Here is an interesting collection of articles detailing the use—often depicted in absinthe advertising and art of the 1800s—of carafes containing large chunks of ice, frozen inside the carafe. Read about innovations in refrigeration and how these carafes were produced without breaking the glass.

Consumption of Ice in Paris
Journal of the Society of Arts, 1866, Volume 14, Page 335

“The use of ice is general in Paris during the summer months: it is supplied in almost every café and restaurant, and scarcely greengrocer or a milkshop in the better portions of town is without an ice-chest for the supply of its customers. The quantity consumed is said to amount to twelve or fifteen thousand tons a year.

Besides the sale of rough and pure ice there is a large trade done in are called carafes frappés, that is to say, water decanters or bottles, in which nearly the whole contents are frozen by rapid revolution in a freezing mixture. These carafes are supplied to the cafés and also to private families morning, and being constantly kept filled up with water serve throughout the whole day under ordinary temperatures. Another application of these carafes is to fill up with champagne or other wine, and thus to obtain cool and diluted drinks for evening parties in hot weather.”

Boston Journal of Chemistry, Vol. VI, No.1, page 1, 1871

“In the earlier forms of ice apparatus, the cold was produced by the evaporation of the water itself; the vapor being condensed by sulphuric acid, which has a strong affinity for aqueous vapor.

This method is still used in Paris in the production of carafes frappés or frozen decanters, which are frequently used at the restaurants. The apparatus used resembles a small steam-boiler; this is partially filled with concentrated sulphuric acid and then connected with an air-pump and with the flask to be frozen. The air-pump not only removes the air from the vessel, but connected with it is an agitator which serves to keep the acid continually stirred up, and thus prevents the formation of a layer of dilute acid on surface of the liquid in the vessel. If the vessel contains one hundred pounds of acid originally, it will serve to freeze about five hundred pounds of water.

The inventor, Mr. Edmond Carré, claims that this apparatus will furnish ice at a cost of about half a cent a pound, since the acid is as valuable for many purposes as it was being used. “

The Progress of Invention in the Nineteenth Century, 1900

By Edward Wright Byrn

“One of the earliest methods of producing ice in a limited quantity was by evaporating water by a reduction of pressure and causing the vapor to be absorbed by sulphuric acid, which has a great affinity for the water vapor. 

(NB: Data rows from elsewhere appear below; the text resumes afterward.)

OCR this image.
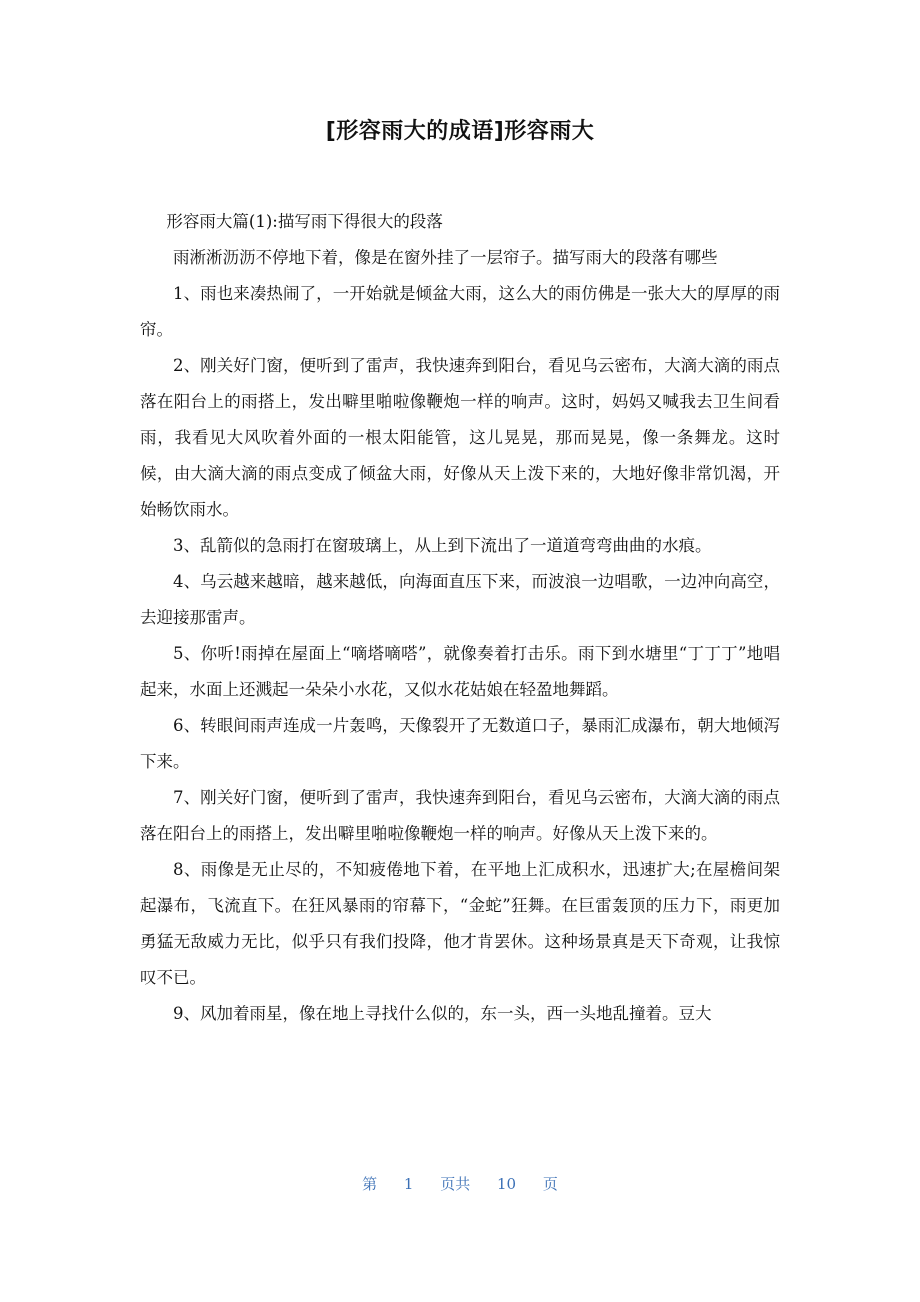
[形容雨大的成语]形容雨大

形容雨大篇(1):描写雨下得很大的段落

雨淅淅沥沥不停地下着，像是在窗外挂了一层帘子。描写雨大的段落有哪些

1、雨也来凑热闹了，一开始就是倾盆大雨，这么大的雨仿佛是一张大大的厚厚的雨帘。

2、刚关好门窗，便听到了雷声，我快速奔到阳台，看见乌云密布，大滴大滴的雨点落在阳台上的雨搭上，发出噼里啪啦像鞭炮一样的响声。这时，妈妈又喊我去卫生间看雨，我看见大风吹着外面的一根太阳能管，这儿晃晃，那而晃晃，像一条舞龙。这时候，由大滴大滴的雨点变成了倾盆大雨，好像从天上泼下来的，大地好像非常饥渴，开始畅饮雨水。

3、乱箭似的急雨打在窗玻璃上，从上到下流出了一道道弯弯曲曲的水痕。

4、乌云越来越暗，越来越低，向海面直压下来，而波浪一边唱歌，一边冲向高空，去迎接那雷声。

5、你听!雨掉在屋面上“嘀塔嘀嗒”，就像奏着打击乐。雨下到水塘里“丁丁丁”地唱起来，水面上还溅起一朵朵小水花，又似水花姑娘在轻盈地舞蹈。

6、转眼间雨声连成一片轰鸣，天像裂开了无数道口子，暴雨汇成瀑布，朝大地倾泻下来。

7、刚关好门窗，便听到了雷声，我快速奔到阳台，看见乌云密布，大滴大滴的雨点落在阳台上的雨搭上，发出噼里啪啦像鞭炮一样的响声。好像从天上泼下来的。

8、雨像是无止尽的，不知疲倦地下着，在平地上汇成积水，迅速扩大;在屋檐间架起瀑布，飞流直下。在狂风暴雨的帘幕下，“金蛇”狂舞。在巨雷轰顶的压力下，雨更加勇猛无敌威力无比，似乎只有我们投降，他才肯罢休。这种场景真是天下奇观，让我惊叹不已。

9、风加着雨星，像在地上寻找什么似的，东一头，西一头地乱撞着。豆大

第 1 页共 10 页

Mr. Nairne, in 1777, was the first to discover the affinity that sulphuric acid had for water vapor, and in 1810 Leslie froze water by this means.  In 1824 Vallance obtained British patents No. 4,884 and 5,001, operating on this principle, in which leaden balls were coated with sulphuric acid to increase the absorbing surfaces, and which apparatus was effective in freezing considerable quantities of ice.

The carafes frappées of the Parisian restaurant were decanters in which water was frozen by being immersed in tanks of sea water whose temperature was reduced below freezing by the vaporization of ether in a reservoir immersed in the sea water.

Edmond Carré’s method of preparing carafes frappées involved the use of the sulphuric acid principle of absorption, and to that end the aqueous vapor was directly exhausted from the decanter by a pump, and the said vapor was absorbed by a large volume of sulphuric acid so rapidly as to freeze the water remaining in the decanter.